His solution to America’s problems would be the basis for three back-to-back runs for the White House. America, he said, needs a “new nationalism” that focuses on “forgotten Americans” left behind by unfair trade agreements, detrimental immigration policies, and foreign policy military incursions. The three-time presidential hopeful argued that “with the collapse of the Soviet empire, Europe, Japan, and South Korea were now more than capable of providing for their own defense.” America should no longer carry the burden of their defense.
The logic of Buchanan’s political ideology voiced in ’92, ’96, and ’02 can be seen (although not consciously subscribed to by Trump or his advisers) as something of a framework for the former president’s successful campaign against Hillary Clinton. As was attempted with Donald Trump in the run-up to 2016, Buchanan was marginalized as a fringe character for rejecting Republican orthodoxy on trade, immigration, and interventionism. The logic of Buchanan’s political ideology voiced in ’92, ’96, and ’02 can be seen as something of a framework for the former president’s successful campaign against Hillary Clinton. Tweet This
But, in spite of not making it to the White House, perhaps Buchanan did accomplish something else. He could have in some way damaged the veneer of the political establishment in Washington. And this may very well have enabled the uniquely self-confident and much stronger candidate, Donald Trump—in a different political climate—to take on the system Buchanan had 25 years earlier.
The ideas which Buchanan employed were and remain a function of his political ideology: libertarian, noninterventionist, contra open-border immigration, antiestablishment, against unfair trade practices.
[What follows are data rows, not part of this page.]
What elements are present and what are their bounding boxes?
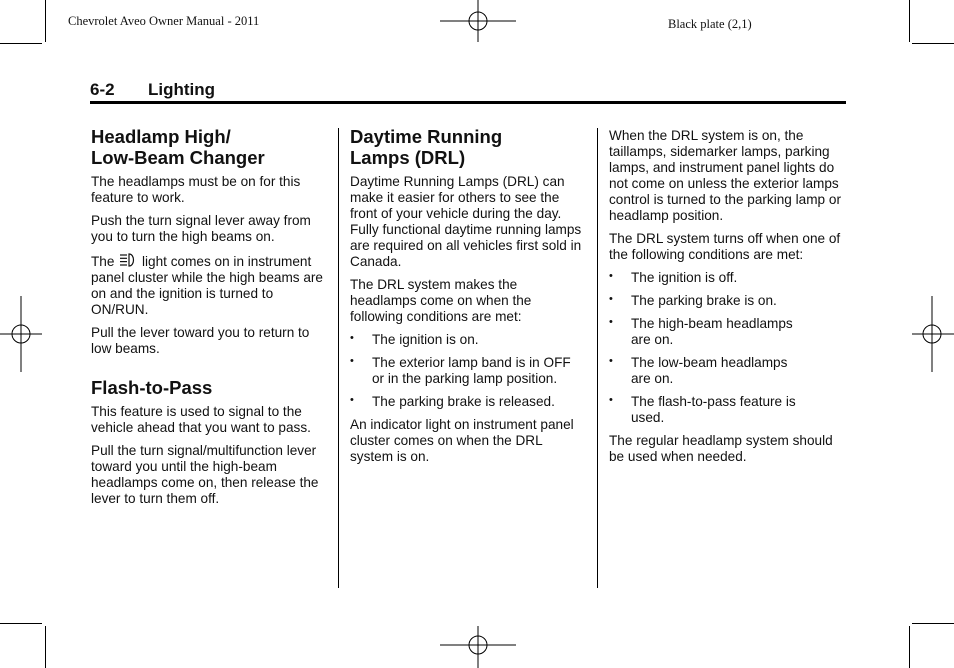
registration-mark-bottom (440, 626, 516, 668)
paragraph: An indicator light on instrument panel cluster comes on when the DRL system is on. (350, 417, 574, 464)
column-divider (338, 128, 339, 588)
paragraph: This feature is used to signal to the vehicle ahead that you want to pass. (91, 404, 311, 435)
list-item-text: The ignition is on. (372, 332, 479, 347)
paragraph-with-icon (91, 252, 331, 318)
crop-mark (909, 0, 910, 42)
crop-mark (912, 43, 954, 44)
running-header-left: Chevrolet Aveo Owner Manual - 2011 (68, 14, 260, 28)
bullet-icon: • (609, 293, 613, 305)
paragraph: Pull the turn signal/multifunction lever toward you until the high-beam headlamps come on, then release the lever to turn them off. (91, 443, 319, 506)
registration-mark-right (912, 296, 954, 372)
bullet-icon: • (609, 270, 613, 282)
heading-drl (350, 126, 586, 168)
list-item-text: The parking brake is on. (631, 293, 777, 308)
high-beam-indicator-icon (118, 252, 138, 268)
column-divider (597, 128, 598, 588)
list-item (350, 332, 586, 348)
column-1 (91, 126, 331, 514)
bullet-icon: • (609, 394, 613, 406)
list-item (350, 355, 586, 387)
list-item-text: The parking brake is released. (372, 394, 555, 409)
crop-mark (909, 626, 910, 668)
list-item (609, 394, 847, 426)
list-item (609, 355, 847, 387)
crop-mark (912, 623, 954, 624)
crop-mark (45, 0, 46, 42)
heading-line-2: Low-Beam Changer (91, 147, 265, 168)
list-item (609, 270, 847, 286)
crop-mark (0, 623, 42, 624)
running-header-right: Black plate (2,1) (668, 17, 752, 31)
paragraph-text: The (91, 254, 115, 269)
list-item-text: The low-beam headlamps are on. (631, 355, 788, 386)
heading-flash-to-pass: Flash-to-Pass (91, 377, 213, 398)
paragraph: The headlamps must be on for this feature to work. (91, 174, 301, 205)
bullet-icon: • (350, 332, 354, 344)
list-item-text: The flash-to-pass feature is used. (631, 394, 796, 425)
registration-mark-left (0, 296, 42, 372)
paragraph: Daytime Running Lamps (DRL) can make it easier for others to see the front of your vehicle during the day. Fully functional daytime running lamps are required on all vehicles first sold in Canada. (350, 174, 582, 269)
bullet-icon: • (609, 355, 613, 367)
paragraph-text: light comes on in instrument panel cluster while the high beams are on and the ignition is turned to ON/RUN. (91, 254, 323, 317)
heading-line-1: Daytime Running (350, 126, 503, 147)
bullet-icon: • (350, 355, 354, 367)
list-item-text: The exterior lamp band is in OFF or in the parking lamp position. (372, 355, 571, 386)
paragraph: The regular headlamp system should be used when needed. (609, 433, 833, 464)
heading-line-1: Headlamp High/ (91, 126, 231, 147)
registration-mark-top (440, 0, 516, 42)
heading-headlamp-changer (91, 126, 331, 168)
section-number: 6-2 (90, 80, 115, 99)
column-2 (350, 126, 586, 472)
section-rule (90, 101, 846, 104)
crop-mark (0, 43, 42, 44)
list-item-text: The high-beam headlamps are on. (631, 316, 793, 347)
section-title: Lighting (148, 80, 216, 99)
paragraph: When the DRL system is on, the taillamps, sidemarker lamps, parking lamps, and instrument panel lights do not come on unless the exterior lamps control is turned to the parking lamp or headlamp position. (609, 128, 841, 223)
paragraph: The DRL system makes the headlamps come on when the following conditions are met: (350, 277, 532, 324)
crop-mark (45, 626, 46, 668)
bullet-icon: • (609, 316, 613, 328)
heading-line-2: Lamps (DRL) (350, 147, 466, 168)
list-item (609, 316, 847, 348)
bullet-list (609, 270, 847, 426)
list-item-text: The ignition is off. (631, 270, 738, 285)
bullet-list (350, 332, 586, 410)
bullet-icon: • (350, 394, 354, 406)
paragraph: Pull the lever toward you to return to low beams. (91, 325, 310, 356)
column-3 (609, 128, 847, 472)
paragraph: The DRL system turns off when one of the following conditions are met: (609, 231, 841, 262)
paragraph: Push the turn signal lever away from you to turn the high beams on. (91, 213, 311, 244)
list-item (609, 293, 847, 309)
list-item (350, 394, 586, 410)
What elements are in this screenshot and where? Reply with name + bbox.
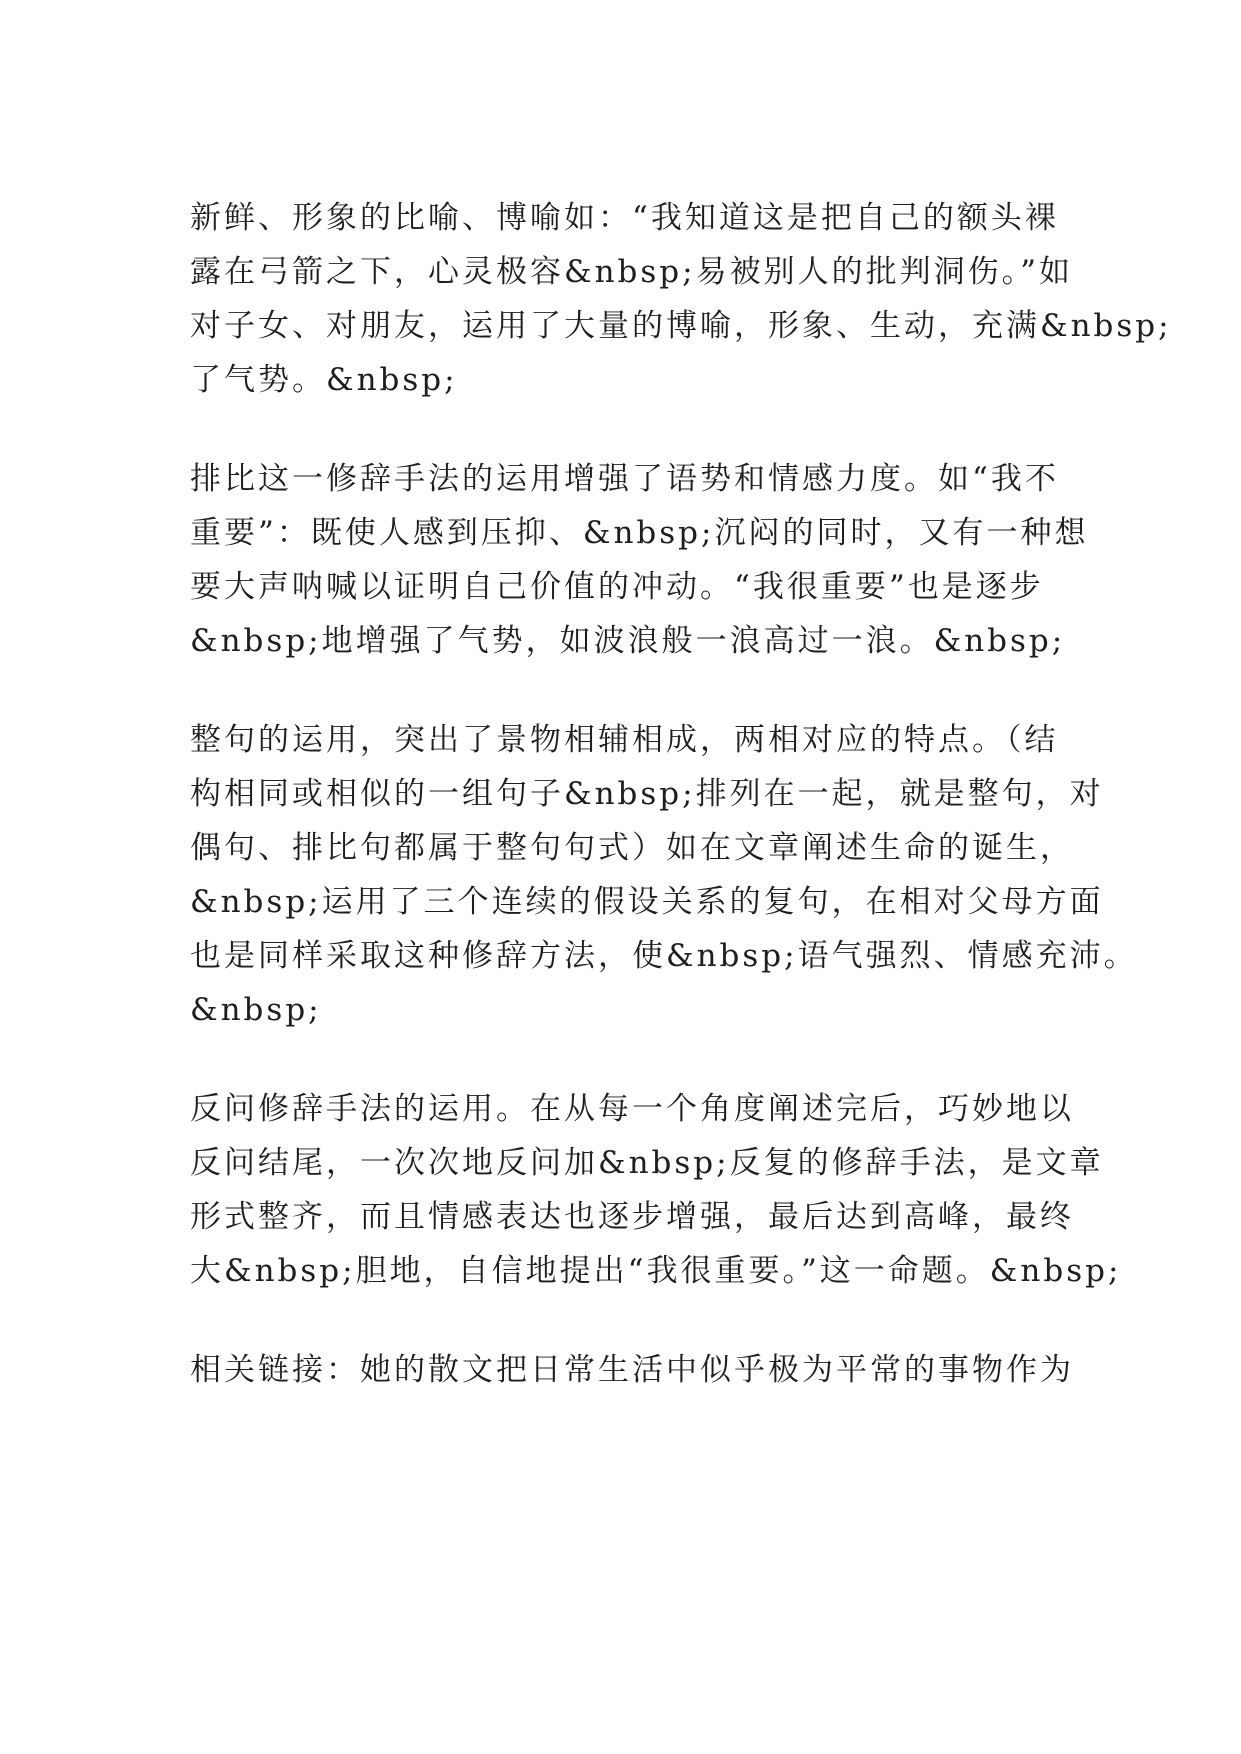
text-line: 形式整齐，而且情感表达也逐步增强，最后达到高峰，最终 [190, 1199, 1074, 1235]
text-line: 相关链接：她的散文把日常生活中似乎极为平常的事物作为 [190, 1352, 1074, 1388]
text-line: 偶句、排比句都属于整句句式）如在文章阐述生命的诞生， [190, 830, 1074, 866]
text-line: 构相同或相似的一组句子&nbsp;排列在一起，就是整句，对 [190, 776, 1104, 812]
text-line: 也是同样采取这种修辞方法，使&nbsp;语气强烈、情感充沛。 [190, 938, 1138, 974]
text-line: 要大声呐喊以证明自己价值的冲动。“我很重要”也是逐步 [190, 569, 1044, 605]
text-line: &nbsp;地增强了气势，如波浪般一浪高过一浪。&nbsp; [190, 623, 1066, 659]
text-line: 新鲜、形象的比喻、博喻如：“我知道这是把自己的额头裸 [190, 200, 1059, 236]
text-line: 大&nbsp;胆地，自信地提出“我很重要。”这一命题。&nbsp; [190, 1253, 1122, 1289]
text-line: 反问修辞手法的运用。在从每一个角度阐述完后，巧妙地以 [190, 1091, 1074, 1127]
text-line: 反问结尾，一次次地反问加&nbsp;反复的修辞手法，是文章 [190, 1145, 1104, 1181]
text-line: 重要”：既使人感到压抑、&nbsp;沉闷的同时，又有一种想 [190, 515, 1089, 551]
text-line: 整句的运用，突出了景物相辅相成，两相对应的特点。（结 [190, 722, 1059, 758]
text-line: 排比这一修辞手法的运用增强了语势和情感力度。如“我不 [190, 461, 1059, 497]
text-line: 露在弓箭之下，心灵极容&nbsp;易被别人的批判洞伤。”如 [190, 254, 1073, 290]
text-line: &nbsp; [190, 992, 322, 1028]
text-line: &nbsp;运用了三个连续的假设关系的复句，在相对父母方面 [190, 884, 1104, 920]
text-line: 对子女、对朋友，运用了大量的博喻，形象、生动，充满&nbsp; [190, 308, 1172, 344]
text-line: 了气势。&nbsp; [190, 362, 458, 398]
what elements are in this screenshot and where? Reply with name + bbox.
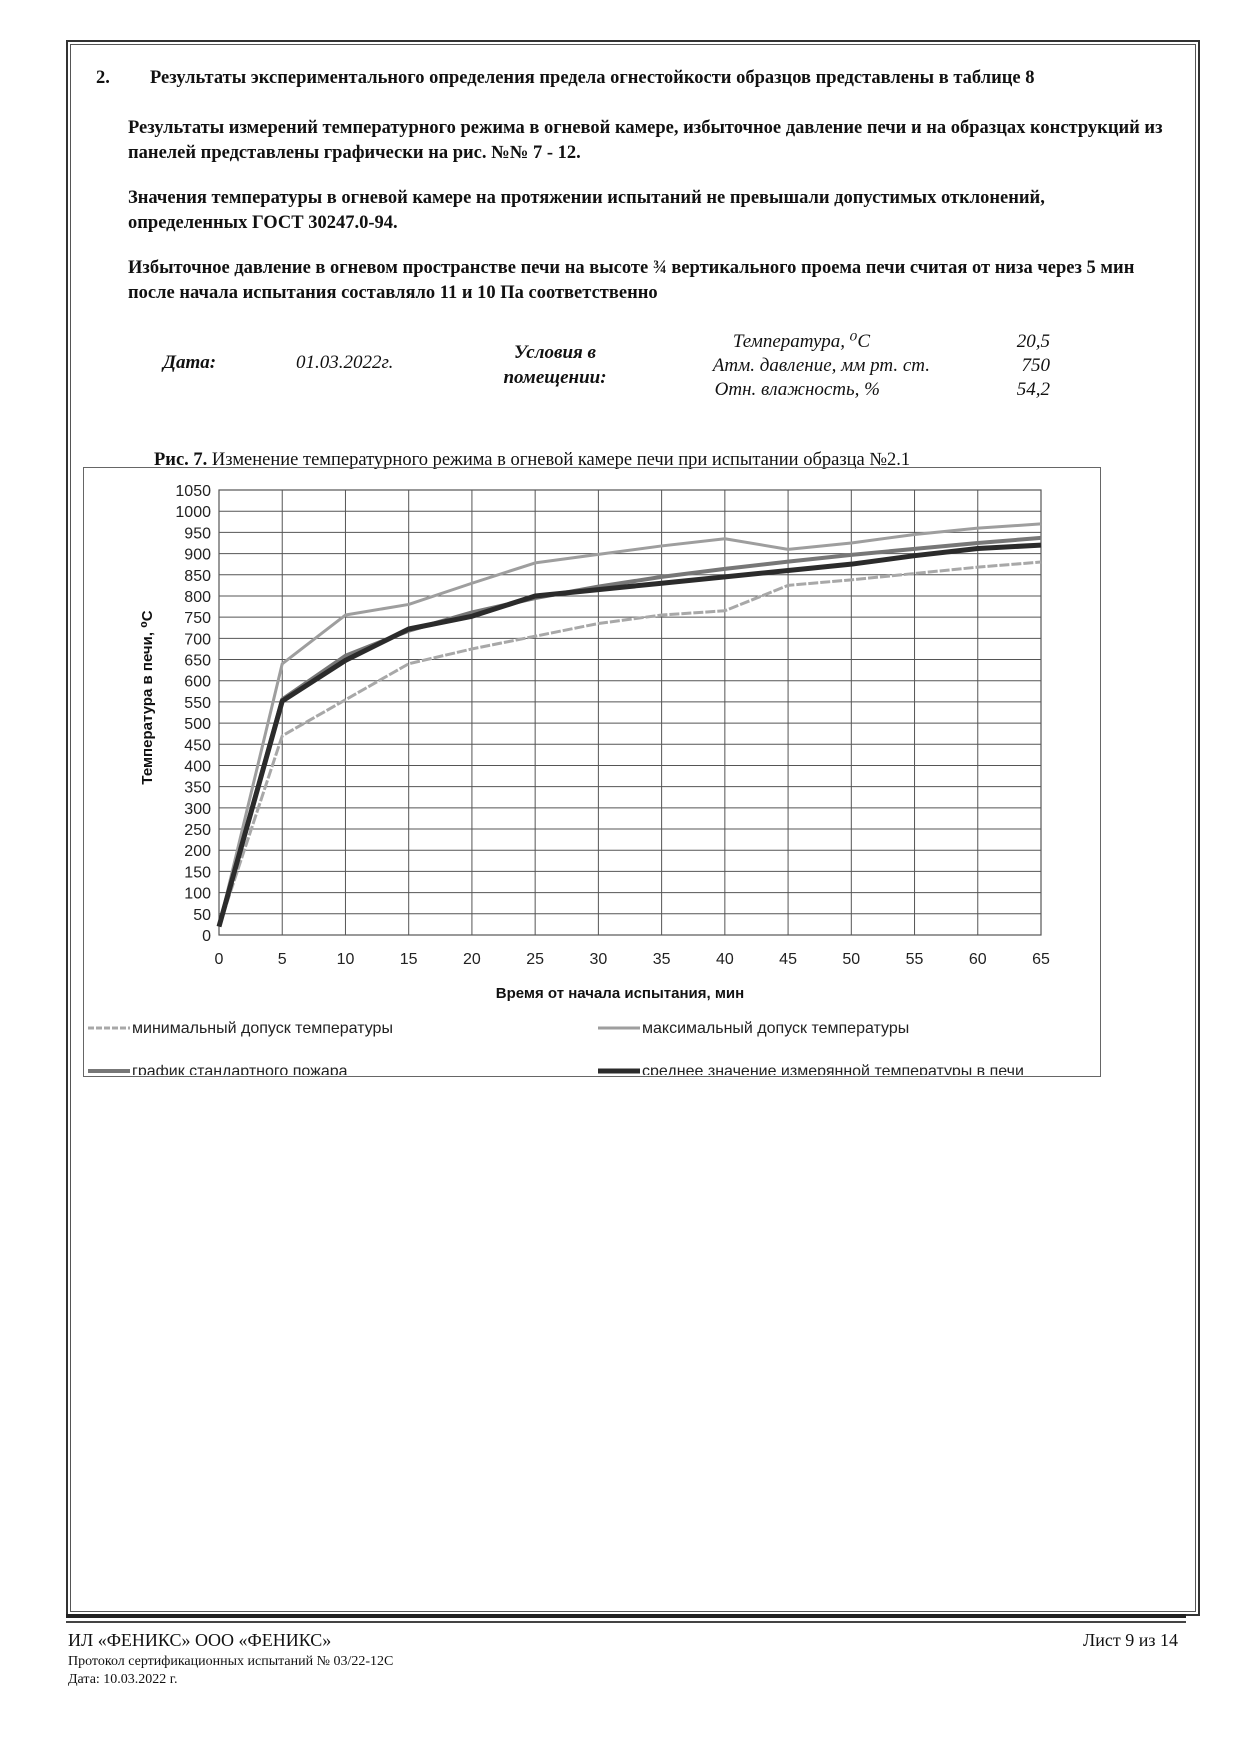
- section-title: Результаты экспериментального определения предела огнестойкости образцов представлены в таблице 8: [150, 68, 1035, 88]
- y-tick-label: 950: [184, 525, 211, 543]
- x-tick-label: 10: [336, 951, 355, 968]
- temperature-label: Температура, ⁰С: [732, 331, 870, 352]
- x-tick-label: 40: [715, 951, 734, 968]
- section-number: 2.: [96, 68, 110, 88]
- x-tick-label: 65: [1032, 951, 1050, 968]
- y-tick-label: 800: [184, 588, 211, 606]
- figure-number: Рис. 7.: [154, 450, 208, 470]
- footer-date: Дата: 10.03.2022 г.: [68, 1672, 178, 1687]
- temperature-value: 20,5: [1016, 331, 1050, 352]
- y-tick-label: 50: [193, 906, 211, 924]
- legend-label-3: график стандартного пожара: [132, 1063, 348, 1075]
- y-tick-label: 1050: [175, 483, 211, 500]
- paragraph-temperature-deviation: Значения температуры в огневой камере на протяжении испытаний не превышали допустимых отклонений, определенных ГОСТ 30247.0-94.: [128, 188, 1045, 233]
- footer-organization: ИЛ «ФЕНИКС» ООО «ФЕНИКС»: [68, 1630, 332, 1650]
- footer-divider: [66, 1614, 1186, 1618]
- y-tick-label: 250: [184, 822, 211, 840]
- y-tick-label: 100: [184, 885, 211, 903]
- legend-label-2: максимальный допуск температуры: [642, 1020, 910, 1037]
- x-tick-label: 15: [399, 951, 418, 968]
- paragraph-overpressure: Избыточное давление в огневом пространстве печи на высоте ¾ вертикального проема печи считая от низа через 5 мин после начала испытания составляло 11 и 10 Па соответственно: [128, 258, 1135, 303]
- y-tick-label: 1000: [175, 504, 211, 522]
- y-tick-label: 600: [184, 673, 211, 691]
- y-tick-label: 500: [184, 716, 211, 734]
- y-tick-label: 200: [184, 843, 211, 861]
- pressure-value: 750: [1021, 355, 1050, 376]
- x-axis-label: Время от начала испытания, мин: [495, 985, 745, 1002]
- y-tick-label: 400: [184, 758, 211, 776]
- footer-protocol: Протокол сертификационных испытаний № 03/22-12С: [68, 1654, 394, 1669]
- footer-divider-thin: [66, 1621, 1186, 1623]
- x-tick-label: 5: [277, 951, 287, 968]
- y-tick-label: 850: [184, 567, 211, 585]
- y-tick-label: 450: [184, 737, 211, 755]
- x-tick-label: 45: [779, 951, 797, 968]
- y-tick-label: 550: [184, 694, 211, 712]
- y-tick-label: 350: [184, 779, 211, 797]
- chart-frame: [83, 467, 1101, 1077]
- legend-label-4: среднее значение измерянной температуры в печи: [642, 1063, 1024, 1075]
- x-tick-label: 60: [968, 951, 987, 968]
- humidity-value: 54,2: [1016, 379, 1050, 400]
- x-tick-label: 25: [526, 951, 545, 968]
- x-tick-label: 50: [842, 951, 861, 968]
- y-tick-label: 300: [184, 800, 211, 818]
- legend-label-1: минимальный допуск температуры: [132, 1020, 393, 1037]
- temperature-chart: [84, 468, 1099, 1075]
- y-axis-label: Температура в печи, ⁰С: [139, 610, 156, 785]
- footer-sheet-number: Лист 9 из 14: [1083, 1630, 1178, 1650]
- room-conditions-label: Условия в помещении:: [503, 342, 607, 388]
- y-tick-label: 700: [184, 631, 211, 649]
- x-tick-label: 30: [589, 951, 608, 968]
- x-tick-label: 55: [905, 951, 924, 968]
- date-label: Дата:: [163, 352, 217, 373]
- x-tick-label: 35: [652, 951, 671, 968]
- x-tick-label: 20: [463, 951, 481, 968]
- y-tick-label: 650: [184, 652, 211, 670]
- y-tick-label: 750: [184, 610, 211, 628]
- y-tick-label: 900: [184, 546, 211, 564]
- x-tick-label: 0: [214, 951, 224, 968]
- y-tick-label: 0: [202, 928, 211, 945]
- paragraph-measurements: Результаты измерений температурного режима в огневой камере, избыточное давление печи и на образцах конструкций из панелей представлены графически на рис. №№ 7 - 12.: [128, 118, 1163, 163]
- pressure-label: Атм. давление, мм рт. ст.: [712, 355, 930, 376]
- y-tick-label: 150: [184, 864, 211, 882]
- figure-caption-text: Изменение температурного режима в огневой камере печи при испытании образца №2.1: [207, 450, 911, 470]
- date-value: 01.03.2022г.: [296, 352, 394, 373]
- humidity-label: Отн. влажность, %: [714, 379, 880, 400]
In a like manner, the former president articulates his vision for America in ways that may strike a chord with the past, but that’s only because things haven’t changed much. The system doesn’t permit that. And the issues which need addressing are similar to those of the past.
The political elite continue to be spoken of with contempt, as fools or stooges subservient to elites rather than the good people who elected them. China is today like the Japan of the past—not to be trusted in trade deals or other ways. And the call for Americans to “take back America” from those who care only for themselves—and not America or Americans—continues to ring true.
Today, the former president has a consistent, well-articulated position and passion for the above concerns—not because of Pat Buchanan but because the 45th President of the United States has been in the position of power, knows the political intrigues of the “Deep State,” has seen the “backdoor” maneuvering in the “District,” and understands what is (and is not) in America’s best interest.
Pat Buchanan, now 85, looks back on a rich life, replete with extraordinary experiences that for all its significance (and there is much to commend it) some have said is at risk of being forgotten—but that was before Donald John Trump became the 45th President of the United States.
Pat Buchanan now views Donald Trump as “the future of the Republican Party.”
The now-retired writer had this to say about the former president: “Trump is sui generis, unlike any candidate of recent times. And his success is attributable not only to his stance on issues, but to his persona, his defiance of political correctness…charging in frontally where others refuse to tread…”
This writer’s hope and prayer is more laconic—that Donald J. Trump can execute his nationalist American agenda—especially over an opposition composed of a media-establishment complement determined to destroy him; and if one considers recent events, perhaps even his mortal demise. Can the former president surmount the disadvantage to American manufacturing due to poor trade agreements, deal with the reality of millions of illegal immigrants continuing to pour across the border, and foster an economy to replenish trillions of dollars squandered on regime change and short-sighted globalist political agendas? Well, “experts” have said no to his chances before—look at what happened. And now, here we are, again.